There is an abundance of literature – archaeological, historical, paleoclimatic, and paleoenvironmental – born out of the reasonable premise that past climatic shifts were of magnitudes that must have had cultural consequences.  Such work, however, has struggled to move beyond correlation; we aim to articulate these links between paleoenvironmental and cultural change and to thereby tackle what has been a persistent challenge. This will improve our understanding of cultural trajectories, of human ecological footprints, and provide a strategy for untangling human and environmental histories in the long term.  It will make past human experience directly relevant to current global realities and challenges.  

Our models aim to provide explicit, well-formulated mechanisms linking humans and environments, thereby enabling the articulation of testable hypotheses that can be compared to empirical evidence.  Questions of scale and resolution are fundamental.  Environmental parameters are generally the purview of environmental modeling and paleoclimate studies – where spatial scales are regional and temporal scales are centennial, if not millennial.  In contrast, social scientific explanation relies fundamentally on anthropological models of behavior – i.e., human decision-making at local and annual or decadal scales. 

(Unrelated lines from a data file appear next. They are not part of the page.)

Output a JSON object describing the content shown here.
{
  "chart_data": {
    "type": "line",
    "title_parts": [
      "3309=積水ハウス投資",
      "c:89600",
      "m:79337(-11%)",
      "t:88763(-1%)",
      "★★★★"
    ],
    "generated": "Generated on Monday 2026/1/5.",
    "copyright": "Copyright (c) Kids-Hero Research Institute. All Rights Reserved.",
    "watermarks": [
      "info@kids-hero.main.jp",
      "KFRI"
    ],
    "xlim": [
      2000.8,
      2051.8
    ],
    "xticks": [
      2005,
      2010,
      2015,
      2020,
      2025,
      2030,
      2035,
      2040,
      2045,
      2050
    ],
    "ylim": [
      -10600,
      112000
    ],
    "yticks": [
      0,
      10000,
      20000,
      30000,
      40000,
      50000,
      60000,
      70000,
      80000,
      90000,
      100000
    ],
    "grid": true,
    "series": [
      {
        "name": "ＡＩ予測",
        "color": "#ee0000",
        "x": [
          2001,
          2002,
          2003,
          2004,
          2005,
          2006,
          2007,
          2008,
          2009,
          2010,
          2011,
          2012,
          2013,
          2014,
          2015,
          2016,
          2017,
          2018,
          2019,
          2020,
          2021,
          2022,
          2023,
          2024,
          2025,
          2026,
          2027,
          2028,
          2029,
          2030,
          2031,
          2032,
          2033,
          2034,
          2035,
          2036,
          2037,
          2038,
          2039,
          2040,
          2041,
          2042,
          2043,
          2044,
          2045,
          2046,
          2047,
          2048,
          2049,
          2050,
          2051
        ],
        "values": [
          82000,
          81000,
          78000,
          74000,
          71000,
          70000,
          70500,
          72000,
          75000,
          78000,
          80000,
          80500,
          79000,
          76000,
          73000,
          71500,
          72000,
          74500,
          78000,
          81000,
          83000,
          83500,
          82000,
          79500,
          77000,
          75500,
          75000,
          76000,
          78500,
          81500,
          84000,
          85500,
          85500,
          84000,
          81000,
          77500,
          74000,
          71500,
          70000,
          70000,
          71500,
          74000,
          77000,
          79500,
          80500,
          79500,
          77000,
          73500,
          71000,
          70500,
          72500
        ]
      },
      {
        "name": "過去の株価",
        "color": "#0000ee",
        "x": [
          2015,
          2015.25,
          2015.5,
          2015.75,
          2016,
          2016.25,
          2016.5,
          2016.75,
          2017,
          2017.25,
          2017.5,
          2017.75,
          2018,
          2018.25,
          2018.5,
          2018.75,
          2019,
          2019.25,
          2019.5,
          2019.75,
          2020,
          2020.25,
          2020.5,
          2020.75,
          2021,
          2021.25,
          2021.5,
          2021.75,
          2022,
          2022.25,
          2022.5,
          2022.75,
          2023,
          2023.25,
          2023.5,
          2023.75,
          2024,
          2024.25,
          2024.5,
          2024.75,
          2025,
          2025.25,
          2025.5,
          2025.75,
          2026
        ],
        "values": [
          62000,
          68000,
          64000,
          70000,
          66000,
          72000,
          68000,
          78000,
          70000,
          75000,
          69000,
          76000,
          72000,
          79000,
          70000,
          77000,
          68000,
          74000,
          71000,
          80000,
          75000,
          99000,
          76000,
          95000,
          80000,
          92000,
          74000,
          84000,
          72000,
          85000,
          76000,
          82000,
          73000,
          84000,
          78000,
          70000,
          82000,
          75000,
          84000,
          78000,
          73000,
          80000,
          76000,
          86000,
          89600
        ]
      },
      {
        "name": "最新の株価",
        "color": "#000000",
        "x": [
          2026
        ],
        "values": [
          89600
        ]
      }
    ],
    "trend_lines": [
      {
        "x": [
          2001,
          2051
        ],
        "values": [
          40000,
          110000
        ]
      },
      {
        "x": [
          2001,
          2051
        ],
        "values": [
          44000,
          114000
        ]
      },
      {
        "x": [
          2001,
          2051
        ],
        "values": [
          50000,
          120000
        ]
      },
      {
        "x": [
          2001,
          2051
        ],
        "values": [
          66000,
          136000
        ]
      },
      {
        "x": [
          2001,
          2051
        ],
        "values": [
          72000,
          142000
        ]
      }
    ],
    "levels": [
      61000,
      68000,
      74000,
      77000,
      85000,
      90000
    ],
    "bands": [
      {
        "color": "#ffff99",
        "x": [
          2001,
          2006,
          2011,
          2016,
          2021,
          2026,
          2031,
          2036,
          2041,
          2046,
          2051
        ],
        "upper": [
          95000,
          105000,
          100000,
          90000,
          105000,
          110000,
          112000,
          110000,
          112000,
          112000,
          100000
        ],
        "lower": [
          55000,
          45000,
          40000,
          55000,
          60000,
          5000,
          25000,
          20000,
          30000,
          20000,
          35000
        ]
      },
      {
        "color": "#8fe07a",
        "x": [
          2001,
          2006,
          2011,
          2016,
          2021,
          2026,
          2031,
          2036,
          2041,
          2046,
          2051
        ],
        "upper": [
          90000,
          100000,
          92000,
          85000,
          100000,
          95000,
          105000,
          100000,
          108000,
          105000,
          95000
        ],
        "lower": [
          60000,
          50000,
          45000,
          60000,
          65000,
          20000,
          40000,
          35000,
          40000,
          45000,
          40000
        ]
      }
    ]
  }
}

Agent based modeling can contribute significantly to reducing this important interpretative gap. We model the human consequences of climatic change, with a view to exploring their variability across different geographies, production regimes (i.e., subsistence practice and technology, and available resources), demographic, sociopolitical and economic contexts, and environmental inheritances. This will provide a means of articulating linking mechanisms where they cannot be directly observed.

Using landscape evolution and agroecosystem models in a feedback system with agent-based models of small Mediterranean communities, and starting from a specific example of Provençal geography,this project explores the effects of climatic shifts, legacies of human activity, available subsistence options and technologies, and community size and organization on vulnerability and resilience.